Jim Frost – I am not sure what Frank means. Do you think he is saying that the ‘errors’ are not independent, so he needs to use the full GLS (generalized least squares) approach, not just dealing with heteroscedasticity? –

Frank – Don’t know, but you may find software that deals with GLS. Pretty sure SAS has that, maybe R and others. Whatever you do, you can test your model performance by saving out some data you have and checking to see if you would predict it well … besides the usual graphical residual analysis. – Maybe Jim Frost, the owner of this site, or someone else might have a better idea of what you need.

Cheers – Jim Knaub

Frank Sauerbier says

Hi Jim, thank you for this helpful information.

Could you gave me a hint how to deal with heteroscedasticity if the dependent var is somehow related to variance itself. In detail I investigate numbers (that are the standard deviation of a measure) and their dependence on the error rate (false positives). The residual plot is like a fan. But I think it could be intrinsic that variance increases with error rate.

Thanks in advance!

Frank

Jim Knaub says

Sani –

Probably the most used measure of heteroscedasticity is determined by the Iterated Reweighted Least Squares (IRLS) method. The algorithm is well-described in Carroll and Ruppert(1988), Transformation and Weighting in Regression, Chapman & Hall, Ltd. London, UK.

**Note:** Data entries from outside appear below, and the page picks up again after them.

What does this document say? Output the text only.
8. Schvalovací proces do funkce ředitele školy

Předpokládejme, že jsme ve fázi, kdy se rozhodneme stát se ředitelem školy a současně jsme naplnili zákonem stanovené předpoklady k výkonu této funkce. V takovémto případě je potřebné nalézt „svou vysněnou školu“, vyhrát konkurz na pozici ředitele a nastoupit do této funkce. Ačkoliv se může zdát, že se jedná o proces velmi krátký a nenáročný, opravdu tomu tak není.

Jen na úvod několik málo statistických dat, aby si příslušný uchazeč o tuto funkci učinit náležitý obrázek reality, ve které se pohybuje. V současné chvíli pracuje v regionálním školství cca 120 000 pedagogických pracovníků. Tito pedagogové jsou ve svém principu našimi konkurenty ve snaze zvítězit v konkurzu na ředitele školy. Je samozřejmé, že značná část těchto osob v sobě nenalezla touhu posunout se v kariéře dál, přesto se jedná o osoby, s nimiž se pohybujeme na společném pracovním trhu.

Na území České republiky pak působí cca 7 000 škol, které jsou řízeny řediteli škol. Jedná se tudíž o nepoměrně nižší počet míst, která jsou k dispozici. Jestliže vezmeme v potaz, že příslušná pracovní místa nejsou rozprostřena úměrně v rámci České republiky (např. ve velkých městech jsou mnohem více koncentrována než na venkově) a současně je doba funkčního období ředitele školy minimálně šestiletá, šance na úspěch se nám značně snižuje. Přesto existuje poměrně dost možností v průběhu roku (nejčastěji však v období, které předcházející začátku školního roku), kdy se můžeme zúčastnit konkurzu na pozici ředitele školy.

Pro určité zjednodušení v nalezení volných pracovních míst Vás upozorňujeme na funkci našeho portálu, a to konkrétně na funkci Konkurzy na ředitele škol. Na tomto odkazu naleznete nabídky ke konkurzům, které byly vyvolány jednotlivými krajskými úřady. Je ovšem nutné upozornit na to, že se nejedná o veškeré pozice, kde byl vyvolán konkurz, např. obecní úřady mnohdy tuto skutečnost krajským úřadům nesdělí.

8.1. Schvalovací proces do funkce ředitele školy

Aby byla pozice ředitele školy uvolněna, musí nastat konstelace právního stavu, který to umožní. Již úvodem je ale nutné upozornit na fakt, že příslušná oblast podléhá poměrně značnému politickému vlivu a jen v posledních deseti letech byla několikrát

You could also see the following:

https://www.researchgate.net/publication/263809034_Alternative_to_the_Iterated_Reweighted_Least_Squares_Method_-_Apparent_Heteroscedasticity_and_Linear_Regression_Model_Sampling

and

https://www.researchgate.net/publication/263032446_Weighting_in_Regression_for_Use_in_Survey_Methodology (Note that the use of “w” in the notation on page 2 was not a good choice when avoiding confusion with the regression weight, of which this is a part. Sorry.)

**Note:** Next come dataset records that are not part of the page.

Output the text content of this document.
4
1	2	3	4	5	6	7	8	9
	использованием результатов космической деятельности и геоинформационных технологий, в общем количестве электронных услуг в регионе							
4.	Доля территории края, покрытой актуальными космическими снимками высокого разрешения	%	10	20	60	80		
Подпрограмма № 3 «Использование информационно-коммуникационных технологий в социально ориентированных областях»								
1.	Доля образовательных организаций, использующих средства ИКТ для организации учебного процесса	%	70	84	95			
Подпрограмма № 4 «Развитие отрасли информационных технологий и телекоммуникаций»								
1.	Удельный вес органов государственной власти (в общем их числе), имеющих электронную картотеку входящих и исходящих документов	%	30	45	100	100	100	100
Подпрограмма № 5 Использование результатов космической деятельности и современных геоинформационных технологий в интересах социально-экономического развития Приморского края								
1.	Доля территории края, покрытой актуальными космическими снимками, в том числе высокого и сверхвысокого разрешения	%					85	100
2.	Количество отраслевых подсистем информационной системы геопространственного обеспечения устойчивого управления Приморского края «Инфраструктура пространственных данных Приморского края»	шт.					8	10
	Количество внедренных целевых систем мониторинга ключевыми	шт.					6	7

I’d say that “pure” heteroscedasticity is ‘a feature, not a bug.’

You can use WLS and estimate variances of prediction errors and prediction intervals, keeping the heteroscedasticity in the error structure where it naturally occurs, with no transformation.

Cheers – J. Knaub

Jim Frost says

Thank you for sharing the excellent information!

Hiral Godhania says

Hello sir,

All of your articles are very useful .Sir could you please explain again how to detect heteroscedasticity and what are the implications of that.

Jim Frost says

Hi Hiral, this very post provides all of the information that you seek. It describes how to use residual plots to detect heteroscedasticity, the problems it causes, and possible solutions. You’re looking in the right place for the information you need!

Sani says

Good day Jim,

Please, can you help me with any method that can measure (not test) heteroscedasticity in a data set?

Jim Frost says

Hi Sani,

There are tests for heteroscedasticity, but I’m not overly familiar with them. I always go by the residuals by fits plot myself because the pattern is very distinct. I’ve heard of the White test and the Breusch-Pagan test. You can look into those if you need to.

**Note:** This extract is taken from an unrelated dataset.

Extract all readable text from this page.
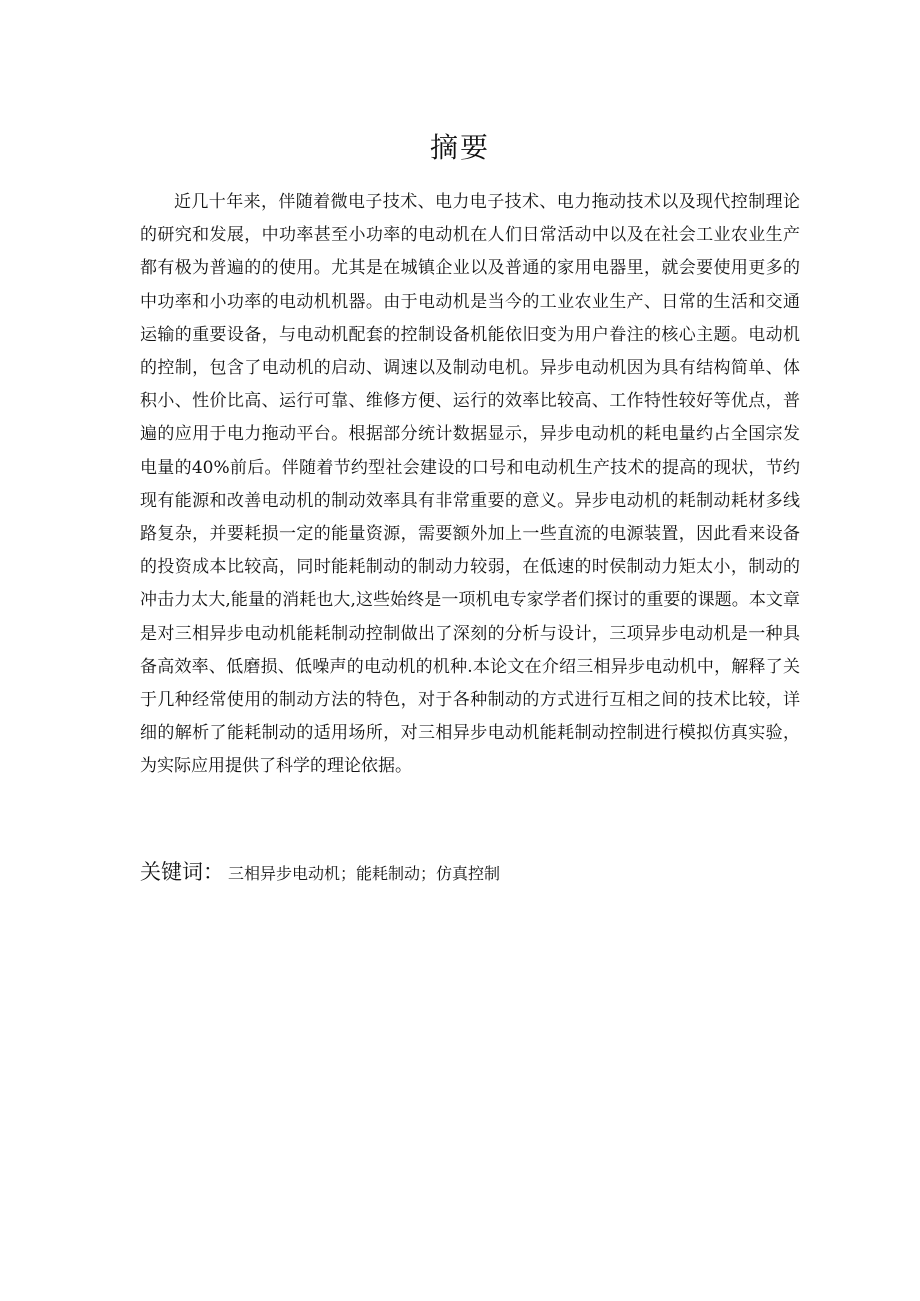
摘要

近几十年来，伴随着微电子技术、电力电子技术、电力拖动技术以及现代控制理论的研究和发展，中功率甚至小功率的电动机在人们日常活动中以及在社会工业农业生产都有极为普遍的的使用。尤其是在城镇企业以及普通的家用电器里，就会要使用更多的中功率和小功率的电动机机器。由于电动机是当今的工业农业生产、日常的生活和交通运输的重要设备，与电动机配套的控制设备机能依旧变为用户眷注的核心主题。电动机的控制，包含了电动机的启动、调速以及制动电机。异步电动机因为具有结构简单、体积小、性价比高、运行可靠、维修方便、运行的效率比较高、工作特性较好等优点，普遍的应用于电力拖动平台。根据部分统计数据显示，异步电动机的耗电量约占全国宗发电量的40%前后。伴随着节约型社会建设的口号和电动机生产技术的提高的现状，节约现有能源和改善电动机的制动效率具有非常重要的意义。异步电动机的耗制动耗材多线路复杂，并要耗损一定的能量资源，需要额外加上一些直流的电源装置，因此看来设备的投资成本比较高，同时能耗制动的制动力较弱，在低速的时侯制动力矩太小，制动的冲击力太大,能量的消耗也大,这些始终是一项机电专家学者们探讨的重要的课题。本文章是对三相异步电动机能耗制动控制做出了深刻的分析与设计，三项异步电动机是一种具备高效率、低磨损、低噪声的电动机的机种.本论文在介绍三相异步电动机中，解释了关于几种经常使用的制动方法的特色，对于各种制动的方式进行互相之间的技术比较，详细的解析了能耗制动的适用场所，对三相异步电动机能耗制动控制进行模拟仿真实验，为实际应用提供了科学的理论依据。

关键词： 三相异步电动机；能耗制动；仿真控制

Sorry, I just noticed that you’re looking for a measure rather than a test. Hmmm, these tests presumably need to measure and use a test statistic, maybe that is what you’re looking for? I’m not sure.

Jim

Senghort Kheang says

Dear guys

Do you have book 📚, article related with machine learning?

I just start learn but Prof. give me do research with topic: Real estate data visualization in Phnom Penh.

Can anyone help me?

Nick says

Really nice post. Thanks. Perhaps you could also mention using robust standard errors, Huber-White etc. This involves no data transformation but trades efficiency for robustness.